Passei uma semana tentando escolher um livro para inaugurar esta seção. Pensei em Asimov, por ser uma das minhas maiores inspirações, depois, em Roberta Spindler, por ser uma autora brasileira de sci-fi com uma trajetória bem bacana. Por fim, decidi que o livro que mais merecia este lugar era aquele que estava comigo quando comecei com a ideia louca de escrever ficção: Os Detetives Selvagens, de Roberto Bolaño.
… quando começava a amanhecer, eles me perguntaram se eu queria pertencer ao bando. Não disseram ‘grupo’ ou ‘movimento’, disseram bando, e isso me agradou. É claro que respondi que sim. Foi muito simples. Um deles, Belano, apertou minha mão, disse que eu já era um dos deles, depois cantamos uma rancheira. Isso foi tudo. A letra da canção falava dos povos perdidos do norte e dos olhos de uma mulher. Antes de começar a vomitar na rua, perguntei se os olhos eram de Cesárea Tinajero. Belano e Lima olharam para mim e disseram que sem dúvida nenhuma eu já era um real-visceralista e que juntos iríamos mudar a poesia latino-americana
Eu tive contato com a literatura de Bolaño no começo deste ano e, a princípio, houve um certo estranhamento pelo modo como o livro é escrito, em forma de diário (não sou fã do gênero). Demorei um tempinho para engatar na leitura; fiquei enrolando, mas chegou em um ponto que ele fluiu.
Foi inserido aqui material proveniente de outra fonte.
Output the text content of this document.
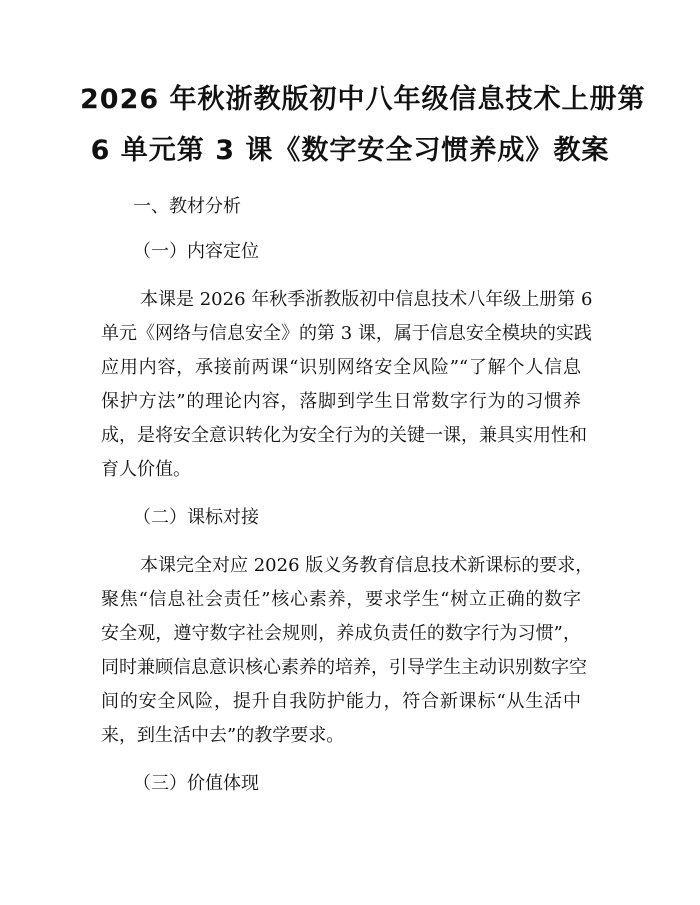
2026 年秋浙教版初中八年级信息技术上册第
6 单元第 3 课《数字安全习惯养成》教案
一、教材分析
（一）内容定位
本课是 2026 年秋季浙教版初中信息技术八年级上册第 6
单元《网络与信息安全》的第 3 课，属于信息安全模块的实践
应用内容，承接前两课“识别网络安全风险”“了解个人信息
保护方法”的理论内容，落脚到学生日常数字行为的习惯养
成，是将安全意识转化为安全行为的关键一课，兼具实用性和
育人价值。
（二）课标对接
本课完全对应 2026 版义务教育信息技术新课标的要求，
聚焦“信息社会责任”核心素养，要求学生“树立正确的数字
安全观，遵守数字社会规则，养成负责任的数字行为习惯”，
同时兼顾信息意识核心素养的培养，引导学生主动识别数字空
间的安全风险，提升自我防护能力，符合新课标“从生活中
来，到生活中去”的教学要求。
（三）价值体现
O livro é dividido em três partes. A primeira e a terceira são o diário de Juan García Madero, jovem estudante de direito que começa a frequentar uma oficina de poesia e acaba conhecendo o movimento literário real-visceralista ou visceralismo real, fundado pela poeta mexicana Cesárea Tinajero nos anos de 1920, mas que foi refundado por Arturo Belano (alter-ego do autor) e Ulisses Lima (alter-ego do escritor mexicano Mario Santiago Papasquiaro, amigo de Bolaño). Os dois, que estão em busca de mais informações sobre Cesárea, convidam Madero a entrar para o movimento. E é aqui que entra a terceira parte do romance, uma sucessão de entrevistas com personagens que apareceram na primeira parte e que servem, supostamente, para que Belano e Lima tentem entender o que aconteceu com Cesárea.
Para mim, é a parte mais envolvente do livro. Não é fácil acompanhar a sucessão de diálogos e personagens, mas há uma bossa nisso tudo que encanta. E dá vontade de sair por aí tentando ser como Bolaño.
Mesmo sem saber direito o que é esse tal de real-visceralismo, cheguei no fim do livro desejando que ele fosse real e confesso que dei uma pesquisada na internet. O máximo que encontrei foram resenhas muito melhores que essa.
Outro ponto positivo do livro é o final. Nada de obviedades ou de conclusão para a história do tal visceralismo. Você vai fechar o livro com aquela sensação de “Não acredito que o autor encerrou assim!”. Para mim é algo desafiador e corajoso. Dá aquela sensação de querer ler o livro novamente para tentar pescar mais algum indício de solução. Mas, para quê respostas se a beleza é a caminhada? E isso se aplica tão bem ao ato da escrita. A diversão toda está no caminho que se percorre até o ponto final. E assim é a vida, afinal. Que Bolaño nos sirva de alento.